Rimettere in piedi un dissalatore abbandonato, poi, ha costi enormi. Pensiamo quello di Trapani, fermo da oltre dieci anni. Oltre a furti e atti di vandalismo la struttura in uno stato di abbandono che per ripristinarla ci vorranno molti soldi. A questo si aggiunge il fatto che il dissalatore di Trapani utilizzerebbe una tecnologia ormai obsoleta, e che avrebbe costi di gestione, come quelli energetici, enormi. Su chi ricadono questi costi? Ovviamente sui cittadini.
«È surreale che il presidente della Regione dichiari che la riattivazione dei dissalatori in Sicilia, tramite dimezzamento delle procedure, avverrà in tempi compatibili con gestione dell’emergenza idrica. Schifani forse non si è accorto dell’incredibile ritardo della sua azione, che ha reso l’estate appena trascorsa una vera e propria tragedia per i siciliani. L’immagine simbolo dell’isola nell’estate 2024 resterà quella delle autobotti in giro per l’isola per approvvigionare le case rimaste a secco e delle dighe che sversano a mare, impedendo la campagna irrigua degli agricoltori».
Lo afferma la deputata trapanese del M5S, Cristina Ciminnisi, componente della commissione Ambiente e vicepresidente della commissione Ue all’ARS.
«Se la soluzione – continua la deputata – fosse stata semplicemente quella di chiedere a Roma di gestire le procedure per i dissalatori di Gela, Trapani e Porto Empedocle, perché Schifani non lo ha fatto sin dall’inizio la scorsa primavera, quando si è iniziato a parlare della loro riattivazione?».

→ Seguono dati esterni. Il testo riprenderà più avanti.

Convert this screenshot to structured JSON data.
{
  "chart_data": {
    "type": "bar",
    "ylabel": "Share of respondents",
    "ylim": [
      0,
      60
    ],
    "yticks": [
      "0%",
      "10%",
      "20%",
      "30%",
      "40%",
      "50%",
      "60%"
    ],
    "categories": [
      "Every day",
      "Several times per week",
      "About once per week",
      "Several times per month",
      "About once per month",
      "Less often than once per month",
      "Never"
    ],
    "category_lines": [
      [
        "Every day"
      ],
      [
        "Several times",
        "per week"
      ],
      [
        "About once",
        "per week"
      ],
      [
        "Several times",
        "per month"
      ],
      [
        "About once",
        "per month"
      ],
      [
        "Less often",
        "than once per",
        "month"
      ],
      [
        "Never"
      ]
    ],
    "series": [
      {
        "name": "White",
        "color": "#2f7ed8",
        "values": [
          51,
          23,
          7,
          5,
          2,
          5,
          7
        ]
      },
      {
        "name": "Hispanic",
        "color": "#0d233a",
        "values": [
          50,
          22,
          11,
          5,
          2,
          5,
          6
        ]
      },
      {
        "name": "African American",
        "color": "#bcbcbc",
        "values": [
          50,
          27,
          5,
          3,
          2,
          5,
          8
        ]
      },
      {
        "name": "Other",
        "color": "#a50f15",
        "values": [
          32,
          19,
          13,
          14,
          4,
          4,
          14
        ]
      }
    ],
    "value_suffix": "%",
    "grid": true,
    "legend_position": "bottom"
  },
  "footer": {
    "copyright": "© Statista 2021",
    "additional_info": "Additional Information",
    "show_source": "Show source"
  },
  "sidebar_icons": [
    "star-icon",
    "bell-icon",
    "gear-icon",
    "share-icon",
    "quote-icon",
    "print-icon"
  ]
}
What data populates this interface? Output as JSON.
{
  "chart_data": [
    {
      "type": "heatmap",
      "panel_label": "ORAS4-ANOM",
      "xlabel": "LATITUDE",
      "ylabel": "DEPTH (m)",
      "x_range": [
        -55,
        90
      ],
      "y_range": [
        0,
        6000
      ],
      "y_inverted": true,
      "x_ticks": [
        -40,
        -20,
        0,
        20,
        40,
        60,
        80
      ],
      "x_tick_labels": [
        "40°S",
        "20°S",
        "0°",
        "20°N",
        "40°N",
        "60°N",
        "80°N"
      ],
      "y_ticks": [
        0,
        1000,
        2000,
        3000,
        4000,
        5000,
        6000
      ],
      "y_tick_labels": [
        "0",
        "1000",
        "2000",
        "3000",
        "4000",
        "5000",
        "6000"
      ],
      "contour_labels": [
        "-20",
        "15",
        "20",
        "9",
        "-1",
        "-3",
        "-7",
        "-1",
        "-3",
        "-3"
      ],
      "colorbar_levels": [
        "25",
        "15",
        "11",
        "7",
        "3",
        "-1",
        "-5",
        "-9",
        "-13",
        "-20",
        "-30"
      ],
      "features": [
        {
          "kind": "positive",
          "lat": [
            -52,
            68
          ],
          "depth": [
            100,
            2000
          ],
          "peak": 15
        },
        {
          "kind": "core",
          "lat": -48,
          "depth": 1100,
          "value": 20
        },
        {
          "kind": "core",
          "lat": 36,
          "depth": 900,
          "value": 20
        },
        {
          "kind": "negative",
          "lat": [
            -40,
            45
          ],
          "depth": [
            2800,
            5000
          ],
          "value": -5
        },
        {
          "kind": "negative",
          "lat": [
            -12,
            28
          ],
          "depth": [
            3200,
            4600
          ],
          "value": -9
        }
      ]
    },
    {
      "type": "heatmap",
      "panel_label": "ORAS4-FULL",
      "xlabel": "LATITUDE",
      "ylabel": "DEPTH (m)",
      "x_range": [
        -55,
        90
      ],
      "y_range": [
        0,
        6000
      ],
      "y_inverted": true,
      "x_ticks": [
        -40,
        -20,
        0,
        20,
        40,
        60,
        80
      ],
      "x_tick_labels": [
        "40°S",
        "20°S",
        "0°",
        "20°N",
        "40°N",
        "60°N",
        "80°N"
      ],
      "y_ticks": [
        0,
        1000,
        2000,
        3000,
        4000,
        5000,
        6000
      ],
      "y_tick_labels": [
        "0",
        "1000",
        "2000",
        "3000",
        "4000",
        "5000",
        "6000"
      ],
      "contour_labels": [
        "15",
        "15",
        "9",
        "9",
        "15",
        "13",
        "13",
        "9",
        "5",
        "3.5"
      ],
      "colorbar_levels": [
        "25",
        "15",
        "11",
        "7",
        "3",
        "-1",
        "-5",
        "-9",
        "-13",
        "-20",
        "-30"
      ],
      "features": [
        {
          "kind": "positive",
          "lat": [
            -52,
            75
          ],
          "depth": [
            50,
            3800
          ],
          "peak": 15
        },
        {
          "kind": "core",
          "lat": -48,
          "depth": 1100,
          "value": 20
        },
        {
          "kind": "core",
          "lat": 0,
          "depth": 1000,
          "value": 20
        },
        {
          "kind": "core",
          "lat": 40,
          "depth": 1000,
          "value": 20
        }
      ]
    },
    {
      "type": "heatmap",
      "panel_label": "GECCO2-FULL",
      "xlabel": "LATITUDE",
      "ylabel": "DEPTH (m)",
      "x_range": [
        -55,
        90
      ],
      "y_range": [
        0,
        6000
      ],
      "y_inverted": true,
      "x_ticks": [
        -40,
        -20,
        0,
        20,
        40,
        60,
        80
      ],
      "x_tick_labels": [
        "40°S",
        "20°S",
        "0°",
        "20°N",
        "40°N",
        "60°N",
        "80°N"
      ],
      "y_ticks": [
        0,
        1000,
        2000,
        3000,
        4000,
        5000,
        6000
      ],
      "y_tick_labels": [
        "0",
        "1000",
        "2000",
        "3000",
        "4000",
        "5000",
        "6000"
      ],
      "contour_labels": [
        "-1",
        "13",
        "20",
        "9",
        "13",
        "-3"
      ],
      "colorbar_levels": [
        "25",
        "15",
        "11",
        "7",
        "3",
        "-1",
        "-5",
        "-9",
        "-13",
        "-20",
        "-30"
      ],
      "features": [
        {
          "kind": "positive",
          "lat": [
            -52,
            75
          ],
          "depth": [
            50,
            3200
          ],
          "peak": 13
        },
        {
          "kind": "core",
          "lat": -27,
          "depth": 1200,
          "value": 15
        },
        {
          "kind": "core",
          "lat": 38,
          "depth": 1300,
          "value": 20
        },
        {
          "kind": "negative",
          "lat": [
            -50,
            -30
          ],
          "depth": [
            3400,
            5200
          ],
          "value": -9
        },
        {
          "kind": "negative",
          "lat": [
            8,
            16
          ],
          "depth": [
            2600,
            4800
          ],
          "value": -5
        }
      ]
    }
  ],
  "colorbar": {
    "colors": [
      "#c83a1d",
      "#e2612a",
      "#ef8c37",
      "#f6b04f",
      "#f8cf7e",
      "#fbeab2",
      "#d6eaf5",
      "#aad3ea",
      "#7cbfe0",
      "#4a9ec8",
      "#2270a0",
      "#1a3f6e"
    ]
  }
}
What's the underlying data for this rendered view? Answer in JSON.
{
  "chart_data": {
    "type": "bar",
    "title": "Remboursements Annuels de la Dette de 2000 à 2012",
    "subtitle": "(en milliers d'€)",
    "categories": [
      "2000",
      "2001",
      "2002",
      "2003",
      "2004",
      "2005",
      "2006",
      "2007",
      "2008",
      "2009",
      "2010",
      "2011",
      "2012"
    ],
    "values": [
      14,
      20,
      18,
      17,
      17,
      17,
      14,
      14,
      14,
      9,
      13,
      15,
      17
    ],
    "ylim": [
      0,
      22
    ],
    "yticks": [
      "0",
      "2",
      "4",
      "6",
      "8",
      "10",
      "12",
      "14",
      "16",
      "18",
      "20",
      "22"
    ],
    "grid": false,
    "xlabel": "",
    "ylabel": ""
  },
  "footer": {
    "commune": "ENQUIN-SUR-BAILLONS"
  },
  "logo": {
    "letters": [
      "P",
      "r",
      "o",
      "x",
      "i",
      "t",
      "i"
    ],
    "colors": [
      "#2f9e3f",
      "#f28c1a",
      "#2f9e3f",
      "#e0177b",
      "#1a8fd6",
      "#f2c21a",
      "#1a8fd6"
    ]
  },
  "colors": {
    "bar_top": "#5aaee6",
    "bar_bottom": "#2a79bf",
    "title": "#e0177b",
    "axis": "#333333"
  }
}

Per Cristina Ciminnisi ci sono parecchi aspetti da chiarire sulla gestione commissariale romana della riattivazione dei tre dissalatori siciliani
«Stiamo parlando – dice la deputata trapanese – di 100 milioni di euro di fondi di sviluppo e coesione 2021 2027 e, a fronte di un investimento così cospicuo, ci aspettiamo che il Presidente venga a chiarire in Commissione UE qual è il progetto che sarà oggetto dello snellimento delle procedure e, soprattutto, quale sarà la reale portata di risorse idriche aggiuntive prodotta dai tre dissalatori, quali saranno i costi di gestione, e quanto, la riattivazione di questi impianti, potrà realmente contribuire a soddisfare il fabbisogno idrico regionale. Altrimenti il rischio è che la montagna partorisca un topolino».